I have the following code to analyze a huge dataframe file (22G, over 2million rows and 3K columns). I tested the code in a smaller dataframe and it ran OK (head -1000 hugefile.txt
). However, when I ran the code on the huge dataframe, it gave me "segmentation fault" core dump. It output a core.number binary file.
I did some internet search and came up with using low_memory =False
, and trying to read the DataFrame by defining chunksize=1000, iterator= True
, and then pandas.concat the chunks, but this still gave me memory problem (core dump). It wouldn't even read in the entire file before the core dump as I tested just read the file and print some text.

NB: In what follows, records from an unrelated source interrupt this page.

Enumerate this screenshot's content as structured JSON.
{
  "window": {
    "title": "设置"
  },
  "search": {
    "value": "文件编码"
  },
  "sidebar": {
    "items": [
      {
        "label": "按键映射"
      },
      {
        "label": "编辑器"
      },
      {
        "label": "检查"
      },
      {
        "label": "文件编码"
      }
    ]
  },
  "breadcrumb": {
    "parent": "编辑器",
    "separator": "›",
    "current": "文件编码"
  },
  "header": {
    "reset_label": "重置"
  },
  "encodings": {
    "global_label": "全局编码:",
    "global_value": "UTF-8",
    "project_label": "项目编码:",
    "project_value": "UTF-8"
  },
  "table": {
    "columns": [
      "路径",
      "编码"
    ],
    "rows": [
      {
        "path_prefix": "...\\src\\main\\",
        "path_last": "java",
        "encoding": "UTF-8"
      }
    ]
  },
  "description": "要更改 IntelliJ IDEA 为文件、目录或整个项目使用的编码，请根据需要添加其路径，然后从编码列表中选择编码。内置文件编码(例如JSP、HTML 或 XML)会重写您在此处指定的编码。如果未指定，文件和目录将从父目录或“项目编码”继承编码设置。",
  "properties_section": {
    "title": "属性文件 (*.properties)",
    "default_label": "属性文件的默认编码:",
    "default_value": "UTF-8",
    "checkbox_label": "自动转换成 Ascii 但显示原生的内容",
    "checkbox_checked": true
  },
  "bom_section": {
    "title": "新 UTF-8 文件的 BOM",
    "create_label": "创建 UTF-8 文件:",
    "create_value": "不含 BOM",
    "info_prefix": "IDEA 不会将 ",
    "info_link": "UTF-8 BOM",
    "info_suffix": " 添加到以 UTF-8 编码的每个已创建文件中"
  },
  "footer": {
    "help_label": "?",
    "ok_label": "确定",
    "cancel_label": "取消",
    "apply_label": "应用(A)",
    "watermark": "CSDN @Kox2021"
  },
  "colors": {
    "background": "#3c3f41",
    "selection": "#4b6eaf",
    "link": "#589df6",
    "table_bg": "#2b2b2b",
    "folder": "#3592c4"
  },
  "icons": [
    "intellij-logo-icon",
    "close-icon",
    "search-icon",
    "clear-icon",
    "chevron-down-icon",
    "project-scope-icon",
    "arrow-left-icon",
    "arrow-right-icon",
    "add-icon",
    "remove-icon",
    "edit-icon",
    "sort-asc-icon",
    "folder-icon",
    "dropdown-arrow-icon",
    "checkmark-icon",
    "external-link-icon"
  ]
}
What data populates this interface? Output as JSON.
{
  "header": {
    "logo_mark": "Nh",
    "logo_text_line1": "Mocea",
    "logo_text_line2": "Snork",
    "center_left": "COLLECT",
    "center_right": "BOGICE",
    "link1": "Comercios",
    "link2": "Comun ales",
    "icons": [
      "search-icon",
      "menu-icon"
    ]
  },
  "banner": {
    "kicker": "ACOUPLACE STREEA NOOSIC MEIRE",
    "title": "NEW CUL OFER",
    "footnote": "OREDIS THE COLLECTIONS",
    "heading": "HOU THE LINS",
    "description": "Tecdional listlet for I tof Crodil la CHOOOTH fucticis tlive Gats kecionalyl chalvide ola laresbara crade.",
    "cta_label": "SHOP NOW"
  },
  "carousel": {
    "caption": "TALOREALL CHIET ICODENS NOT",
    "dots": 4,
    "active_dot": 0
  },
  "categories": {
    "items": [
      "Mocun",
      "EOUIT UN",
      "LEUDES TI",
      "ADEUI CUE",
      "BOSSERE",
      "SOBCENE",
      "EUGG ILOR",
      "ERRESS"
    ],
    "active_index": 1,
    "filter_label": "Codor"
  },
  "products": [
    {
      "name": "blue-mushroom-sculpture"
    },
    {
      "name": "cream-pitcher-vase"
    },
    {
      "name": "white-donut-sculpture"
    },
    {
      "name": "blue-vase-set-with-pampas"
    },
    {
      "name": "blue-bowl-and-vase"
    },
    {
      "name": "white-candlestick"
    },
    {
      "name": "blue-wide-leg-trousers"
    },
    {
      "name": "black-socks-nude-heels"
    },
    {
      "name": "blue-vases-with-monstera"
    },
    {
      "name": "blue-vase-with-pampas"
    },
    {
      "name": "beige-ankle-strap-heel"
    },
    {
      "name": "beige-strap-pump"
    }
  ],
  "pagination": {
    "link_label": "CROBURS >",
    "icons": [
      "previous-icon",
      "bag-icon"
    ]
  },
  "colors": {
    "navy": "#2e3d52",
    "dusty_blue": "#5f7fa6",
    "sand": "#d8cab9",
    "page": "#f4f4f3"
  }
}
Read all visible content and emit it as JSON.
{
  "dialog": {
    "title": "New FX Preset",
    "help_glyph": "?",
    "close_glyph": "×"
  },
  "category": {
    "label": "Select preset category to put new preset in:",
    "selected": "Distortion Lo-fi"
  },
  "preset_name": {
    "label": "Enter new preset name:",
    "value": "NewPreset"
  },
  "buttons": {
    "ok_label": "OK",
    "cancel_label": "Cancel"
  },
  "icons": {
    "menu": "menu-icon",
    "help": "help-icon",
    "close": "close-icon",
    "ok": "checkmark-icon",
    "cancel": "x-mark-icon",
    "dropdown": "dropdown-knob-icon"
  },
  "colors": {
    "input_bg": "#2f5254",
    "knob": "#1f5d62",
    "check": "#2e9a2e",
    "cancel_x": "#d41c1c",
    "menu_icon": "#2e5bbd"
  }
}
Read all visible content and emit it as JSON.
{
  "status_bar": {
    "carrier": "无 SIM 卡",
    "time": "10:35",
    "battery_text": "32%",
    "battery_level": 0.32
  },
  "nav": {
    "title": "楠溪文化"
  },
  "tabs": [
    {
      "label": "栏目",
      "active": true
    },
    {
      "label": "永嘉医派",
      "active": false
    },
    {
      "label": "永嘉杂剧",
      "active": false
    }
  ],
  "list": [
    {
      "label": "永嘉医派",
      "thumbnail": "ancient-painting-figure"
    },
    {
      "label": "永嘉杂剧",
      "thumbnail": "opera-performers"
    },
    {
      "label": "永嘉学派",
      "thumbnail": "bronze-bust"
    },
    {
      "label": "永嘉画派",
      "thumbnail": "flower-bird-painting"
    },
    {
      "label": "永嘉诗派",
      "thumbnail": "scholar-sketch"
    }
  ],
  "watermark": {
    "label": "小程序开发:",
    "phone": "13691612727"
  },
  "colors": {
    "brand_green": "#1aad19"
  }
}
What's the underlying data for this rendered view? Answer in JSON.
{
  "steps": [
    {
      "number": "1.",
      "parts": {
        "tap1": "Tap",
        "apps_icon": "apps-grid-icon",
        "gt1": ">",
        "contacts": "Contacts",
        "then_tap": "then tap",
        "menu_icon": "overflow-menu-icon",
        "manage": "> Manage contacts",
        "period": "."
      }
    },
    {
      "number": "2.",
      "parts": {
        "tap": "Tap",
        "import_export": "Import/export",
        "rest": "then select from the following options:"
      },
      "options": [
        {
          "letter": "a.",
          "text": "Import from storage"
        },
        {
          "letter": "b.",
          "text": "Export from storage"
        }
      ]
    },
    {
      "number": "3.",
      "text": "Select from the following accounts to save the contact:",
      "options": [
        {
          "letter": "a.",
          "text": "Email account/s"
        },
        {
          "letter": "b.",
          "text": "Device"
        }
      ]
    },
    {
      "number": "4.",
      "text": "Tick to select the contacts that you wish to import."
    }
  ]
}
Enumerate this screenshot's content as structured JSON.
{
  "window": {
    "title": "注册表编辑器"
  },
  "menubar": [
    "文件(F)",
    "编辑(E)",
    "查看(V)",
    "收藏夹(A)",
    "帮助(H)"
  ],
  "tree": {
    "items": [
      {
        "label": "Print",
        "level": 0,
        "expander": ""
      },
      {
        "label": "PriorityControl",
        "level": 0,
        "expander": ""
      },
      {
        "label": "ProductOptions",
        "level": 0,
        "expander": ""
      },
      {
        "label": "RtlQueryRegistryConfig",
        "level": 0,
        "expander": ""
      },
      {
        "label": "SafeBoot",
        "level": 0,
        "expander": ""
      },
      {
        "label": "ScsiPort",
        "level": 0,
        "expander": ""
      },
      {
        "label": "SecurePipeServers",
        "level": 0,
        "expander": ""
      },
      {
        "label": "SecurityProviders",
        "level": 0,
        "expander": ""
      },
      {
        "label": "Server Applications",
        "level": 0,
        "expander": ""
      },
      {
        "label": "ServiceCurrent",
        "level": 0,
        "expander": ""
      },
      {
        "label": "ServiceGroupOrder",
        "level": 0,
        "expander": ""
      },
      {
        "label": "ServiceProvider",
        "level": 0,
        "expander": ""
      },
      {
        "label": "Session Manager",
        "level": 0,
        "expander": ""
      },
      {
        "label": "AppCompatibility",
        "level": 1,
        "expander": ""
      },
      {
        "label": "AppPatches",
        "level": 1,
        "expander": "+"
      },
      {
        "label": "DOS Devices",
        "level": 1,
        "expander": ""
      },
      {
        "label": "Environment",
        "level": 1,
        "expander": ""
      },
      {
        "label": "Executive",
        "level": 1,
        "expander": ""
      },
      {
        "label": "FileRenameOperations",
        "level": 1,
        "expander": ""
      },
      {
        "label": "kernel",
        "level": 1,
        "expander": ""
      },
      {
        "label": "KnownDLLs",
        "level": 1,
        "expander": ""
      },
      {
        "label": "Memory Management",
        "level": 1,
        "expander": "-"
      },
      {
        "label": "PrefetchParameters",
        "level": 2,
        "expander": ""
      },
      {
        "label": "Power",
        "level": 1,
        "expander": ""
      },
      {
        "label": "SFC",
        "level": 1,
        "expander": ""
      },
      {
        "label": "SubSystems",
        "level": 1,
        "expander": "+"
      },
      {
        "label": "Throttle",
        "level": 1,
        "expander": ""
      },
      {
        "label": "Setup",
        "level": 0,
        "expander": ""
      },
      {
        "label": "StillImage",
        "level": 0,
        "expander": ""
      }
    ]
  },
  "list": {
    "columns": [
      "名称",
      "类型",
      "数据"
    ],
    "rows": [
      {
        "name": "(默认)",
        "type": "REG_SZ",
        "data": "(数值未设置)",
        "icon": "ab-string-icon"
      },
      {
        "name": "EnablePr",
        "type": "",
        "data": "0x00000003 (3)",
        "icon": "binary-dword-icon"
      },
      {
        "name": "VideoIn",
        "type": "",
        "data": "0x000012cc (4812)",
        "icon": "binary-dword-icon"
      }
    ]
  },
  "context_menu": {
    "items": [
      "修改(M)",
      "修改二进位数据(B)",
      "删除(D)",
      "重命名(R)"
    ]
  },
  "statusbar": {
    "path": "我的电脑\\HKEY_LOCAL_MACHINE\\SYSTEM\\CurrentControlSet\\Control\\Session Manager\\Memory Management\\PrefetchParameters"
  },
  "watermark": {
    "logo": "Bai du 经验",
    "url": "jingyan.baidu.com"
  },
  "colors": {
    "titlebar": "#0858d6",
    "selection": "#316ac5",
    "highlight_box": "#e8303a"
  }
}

Please help and let me know if there are solutions that I can analyze this huge file.
Version
python version: 3.6.2
numpy version: 1.13.1
pandas version: 0.20.3
OS: Linux/Unix
Script
#!/usr/bin/python
import pandas as pd
import numpy as np
path = "/path/hugefile.txt"
data1 = pd.read_csv(path, sep='\t', low_memory=False,chunksize=1000, iterator=True)
data = pd.concat(data1, ignore_index=True)
#######
i=0
marker_keep = 0
marker_remove = 0
while(i<(data.shape[0])):
j=5 #starts at 6
missing = 0
NoNmiss = 0
while (j < (data.shape[1]-2)):
if pd.isnull(data.iloc[i,j]) == True:
missing = missing +1
j= j+3
elif ((data.iloc[i,j+1] >=10) & (((data.iloc[i,j+1])/(data.iloc[i,j+2])) > 0.5)):
NoNmiss = NoNmiss +1
j=j+3
else:
missing = missing +1
j= j+3
if (NoNmiss/(missing+NoNmiss)) >= 0.5:
marker_keep = marker_keep + 1
else:
marker_remove = marker_remove +1
i=i+1
a = str(marker_keep)
b= str(marker_remove)
c = "marker keep: " + a + "; marker remove: " +b
result = open('PyCount_marker_result.txt', 'w')
result.write(c)
result.close()
Sample dataset:
Index Group Number1 Number2 DummyCol sample1.NA sample1.NA.score sample1.NA.coverage sample2.NA sample2.NA.score sample2.NA.coverage sample3.NA sample3.NA.score sample3.NA.coverage
1 group1 13247 13249 Marker CC 3 1 NA 0 0 NA 0 0
2 group1 13272 13274 Marker GG 7 6 GG 3 1 GG 3 1
4 group1 13301 13303 Marker CC 11 12 CC 5 4 CC 5 3
5 group1 13379 13381 Marker CC 6 5 CC 5 4 CC 5 3
7 group1 13417 13419 Marker GG 7 6 GG 4 2 GG 5 4
8 group1 13457 13459 Marker CC 13 15 CC 9 9 CC 11 13
9 group1 13493 13495 Marker AA 17 21 AA 11 12 AA 11 13
10 group1 13503 13505 Marker GG 14 17 GG 9 10 GG 13 15
11 group1 13549 13551 Marker GG 6 5 GG 4 2 GG 6 5
12 group1 13648 13650 Marker NA 0 0 NA 0 0 NA 0 0
13 group1 13759 13761 Marker NA 0 0 NA 0 0 NA 0 0
14 group1 13867 13869 Marker NA 0 0 NA 0 0 NA 0 0
15 group1 13895 13897 Marker CC 3 1 NA 0 0 NA 0 0
20 group1 14430 14432 Marker GG 15 18 NA 0 0 GG 5 3
21 group1 14435 14437 Marker GG 16 20 GG 3 1 GG 4 2
22 group1 14463 14465 Marker AT 0 24 AA 3 1 TT 4 6
23 group1 14468 14470 Marker CC 18 23 CC 3 1 CC 6 5
25 group1 14652 14654 Marker CC 3 8 NA 0 0 CC 3 1
26 group1 14670 14672 Marker GG 10 11 NA 0 0 NA 0 0
Error message:
Traceback (most recent call last):
File "test_script.py", line 8, in <module>
data = pd.concat(data1, ignore_index=True)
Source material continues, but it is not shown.